Let us assume that the concept of Moral Responsibility (MR) relies on the existence of free will, and our societies in return need Moral Responsibility to function properly. Let us formulate these relationships more concretely to be able to dive deeper:
I. Social order (SO) is of utmost importance to human populations
II. SO relies heavily on punishment of bad players and rewarding good actors (MR)
III. We can only blame or praise persons if they are responsible for their actions
IV. MR applies only to freely acting agents in possession of free will (FW)
V. Without FW, MR and subsequently SO will halt to exist
The only constant in this formula is our strong desire to keep the order in society to avoid anarchy and chaos. It is difficult to know whether human kind first arrived at the concept of free will or it was born only as a necessary condition for moral responsibility. To explore the possibilities, let us imagine a world in which it is fully evident that human beings lack free will. Everyone agrees on this hypothetical fact, but at the same time no one doubts that for a society to function properly bad actors should be blamed and punished. For the sake of brevity, we ignore the details of the rivaling theory which has replaced free will. We are dealing with a society where persons are held morally responsible for their actions regardless of who is behind the conditions that led to the act that is to be punished. In this scenario, we are effectively decoupling the metaphysical concept of free will from the actual behaviors and actions of an agent. In such a world, we could still treat persons as if they were morally responsible for their actions because it is practically the only way of maintaining order in society. By eliminating free will from the equation we don’t lose any leverage over the population. We treat persons as individual building blocks of the society which must work in harmony with the rest without doing any harm to others. If a single unit malfunctions (or in our case acts undesirably) we shall try to fix the issue by repairing that unit (therapy, training, or medical treatment), or eliminate it altogether from the system if it is broken beyond repair. The latter solution could be temporary (jail sentence) or permanent (execution).
In a more sophisticated version of this alternate universe with no free will, the causal chain of every bad action (or good ones) could be traced back to the most significant influencers for a deeper treatment of the issue at hand. If, for instance, bad education in primary school was to be found as the root cause of a person’s bad behavior in work environment, then the society would know where to work on for the improvement of such individuals’ performance in work settings. At the end, we could have an advanced society where no single person is fully responsible for any action (except for hypothetical unmoved movers). Instead, responsibility is shared among his or her influencers, relatives, coworkers, friends, etc. While this notion might sound radical, it is not that different from how machines are made and treated today. Take cars as an example, each car has tens to hundreds of thousands of parts, coming from hundreds or thousands of OEMs (original equipment manufacturer). Despite this fact, the finished car is given a name and carries only one car company’s name! A BMW i3 is recognized as a final product of BMW and stands as a functioning unit on its own. If the car breaks down, BMW is the primary responsible party for the malfunction. In case there is a widespread problem with all i3 models, BMW and authorities might go back and track down the OEM most responsible for the widespread problem. It is hard to grasp how this could apply to humans, true, but it is in my opinion mainly due to the opaqueness of our actions and their causes that we cannot seek the root cause. There is nothing stopping us from developing the right scientific means of inspecting the human mind the same way we inspect cars and other machines for problems.

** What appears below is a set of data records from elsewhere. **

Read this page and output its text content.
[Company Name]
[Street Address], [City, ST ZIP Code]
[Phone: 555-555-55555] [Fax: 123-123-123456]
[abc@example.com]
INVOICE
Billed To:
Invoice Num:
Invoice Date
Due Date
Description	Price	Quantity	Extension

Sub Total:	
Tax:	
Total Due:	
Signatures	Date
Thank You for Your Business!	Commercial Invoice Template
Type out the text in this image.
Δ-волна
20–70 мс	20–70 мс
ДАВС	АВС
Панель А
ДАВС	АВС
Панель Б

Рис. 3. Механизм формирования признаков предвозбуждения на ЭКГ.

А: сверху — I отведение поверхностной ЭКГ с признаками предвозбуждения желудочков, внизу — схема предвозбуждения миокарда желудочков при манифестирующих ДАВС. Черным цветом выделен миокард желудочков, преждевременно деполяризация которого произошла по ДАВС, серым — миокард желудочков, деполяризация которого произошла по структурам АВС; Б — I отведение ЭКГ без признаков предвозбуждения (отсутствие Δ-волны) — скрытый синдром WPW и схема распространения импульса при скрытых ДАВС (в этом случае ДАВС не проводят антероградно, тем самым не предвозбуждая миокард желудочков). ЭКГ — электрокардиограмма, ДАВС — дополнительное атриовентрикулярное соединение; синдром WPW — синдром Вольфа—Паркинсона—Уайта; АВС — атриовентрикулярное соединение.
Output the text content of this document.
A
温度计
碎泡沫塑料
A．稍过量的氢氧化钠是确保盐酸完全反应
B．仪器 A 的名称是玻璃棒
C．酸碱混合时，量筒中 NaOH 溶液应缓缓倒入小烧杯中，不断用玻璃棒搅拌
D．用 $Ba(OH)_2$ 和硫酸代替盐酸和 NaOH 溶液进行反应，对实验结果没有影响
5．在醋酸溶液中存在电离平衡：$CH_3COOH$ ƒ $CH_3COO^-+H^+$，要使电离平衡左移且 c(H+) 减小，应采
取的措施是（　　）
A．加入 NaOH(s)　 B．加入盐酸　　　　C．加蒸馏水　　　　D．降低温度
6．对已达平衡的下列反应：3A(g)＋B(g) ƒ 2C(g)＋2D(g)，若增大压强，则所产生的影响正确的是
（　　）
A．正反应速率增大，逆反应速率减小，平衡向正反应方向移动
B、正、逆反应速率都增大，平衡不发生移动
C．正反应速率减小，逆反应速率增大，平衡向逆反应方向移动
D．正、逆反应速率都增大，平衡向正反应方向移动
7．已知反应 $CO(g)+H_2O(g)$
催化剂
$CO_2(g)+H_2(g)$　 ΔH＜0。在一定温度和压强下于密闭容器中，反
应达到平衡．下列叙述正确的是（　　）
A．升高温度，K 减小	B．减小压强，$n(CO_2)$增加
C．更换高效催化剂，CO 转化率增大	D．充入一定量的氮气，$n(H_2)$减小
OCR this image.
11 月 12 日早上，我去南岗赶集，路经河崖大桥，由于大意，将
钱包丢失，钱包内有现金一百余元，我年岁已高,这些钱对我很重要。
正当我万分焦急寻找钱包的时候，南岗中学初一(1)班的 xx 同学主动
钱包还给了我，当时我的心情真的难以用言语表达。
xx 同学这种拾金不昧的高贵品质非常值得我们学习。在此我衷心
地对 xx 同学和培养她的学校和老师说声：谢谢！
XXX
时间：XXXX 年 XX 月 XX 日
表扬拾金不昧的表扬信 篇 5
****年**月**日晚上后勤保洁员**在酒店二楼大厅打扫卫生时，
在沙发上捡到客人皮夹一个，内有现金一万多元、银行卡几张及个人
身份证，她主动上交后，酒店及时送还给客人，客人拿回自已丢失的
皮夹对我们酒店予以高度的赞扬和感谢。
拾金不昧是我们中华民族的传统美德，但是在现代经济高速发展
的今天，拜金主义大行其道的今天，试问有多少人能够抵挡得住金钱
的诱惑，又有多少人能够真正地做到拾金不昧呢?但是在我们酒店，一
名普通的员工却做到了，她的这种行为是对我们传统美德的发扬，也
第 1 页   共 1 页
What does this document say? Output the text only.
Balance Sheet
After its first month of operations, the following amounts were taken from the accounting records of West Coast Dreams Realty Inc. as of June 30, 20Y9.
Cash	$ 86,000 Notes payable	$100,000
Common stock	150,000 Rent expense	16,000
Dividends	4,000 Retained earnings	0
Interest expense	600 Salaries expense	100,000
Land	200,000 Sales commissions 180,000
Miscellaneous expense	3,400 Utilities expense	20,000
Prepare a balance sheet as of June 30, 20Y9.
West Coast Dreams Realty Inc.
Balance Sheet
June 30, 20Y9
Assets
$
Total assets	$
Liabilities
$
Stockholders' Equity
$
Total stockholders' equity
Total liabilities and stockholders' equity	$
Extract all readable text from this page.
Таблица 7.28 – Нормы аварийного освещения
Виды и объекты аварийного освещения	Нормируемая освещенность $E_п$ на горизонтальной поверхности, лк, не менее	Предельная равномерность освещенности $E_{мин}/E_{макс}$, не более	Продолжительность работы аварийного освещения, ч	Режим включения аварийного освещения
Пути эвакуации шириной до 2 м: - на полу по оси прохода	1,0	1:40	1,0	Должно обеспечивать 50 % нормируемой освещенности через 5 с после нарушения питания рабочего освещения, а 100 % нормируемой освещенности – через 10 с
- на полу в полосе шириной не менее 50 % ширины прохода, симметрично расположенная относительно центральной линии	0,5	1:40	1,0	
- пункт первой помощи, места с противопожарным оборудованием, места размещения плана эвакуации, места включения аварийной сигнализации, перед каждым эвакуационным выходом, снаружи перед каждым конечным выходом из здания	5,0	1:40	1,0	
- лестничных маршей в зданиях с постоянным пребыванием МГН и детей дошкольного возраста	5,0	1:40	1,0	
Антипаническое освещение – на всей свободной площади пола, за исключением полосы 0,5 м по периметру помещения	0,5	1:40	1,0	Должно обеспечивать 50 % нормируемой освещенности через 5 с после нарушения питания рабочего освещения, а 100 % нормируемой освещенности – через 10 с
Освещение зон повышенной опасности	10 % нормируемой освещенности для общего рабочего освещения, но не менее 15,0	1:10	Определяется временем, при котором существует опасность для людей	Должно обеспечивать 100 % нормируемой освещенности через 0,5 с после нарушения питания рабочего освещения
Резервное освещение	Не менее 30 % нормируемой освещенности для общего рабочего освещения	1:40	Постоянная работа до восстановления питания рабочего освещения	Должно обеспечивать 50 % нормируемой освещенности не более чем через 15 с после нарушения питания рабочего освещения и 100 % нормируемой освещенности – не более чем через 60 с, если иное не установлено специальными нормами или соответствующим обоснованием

I conclude that we do not have nor need free will. Neither the kind that requires us to be the sole source of our decisions nor the kind that merely requires us to be acting under no constraint. While we don’t have free will, this does not mean that we should stop progress towards a less constrained and more free society. Over generations, we could gradually distance ourselves from our natural and unnatural biases and constraints. Each generation could be slightly more aware and in charge of its own condition.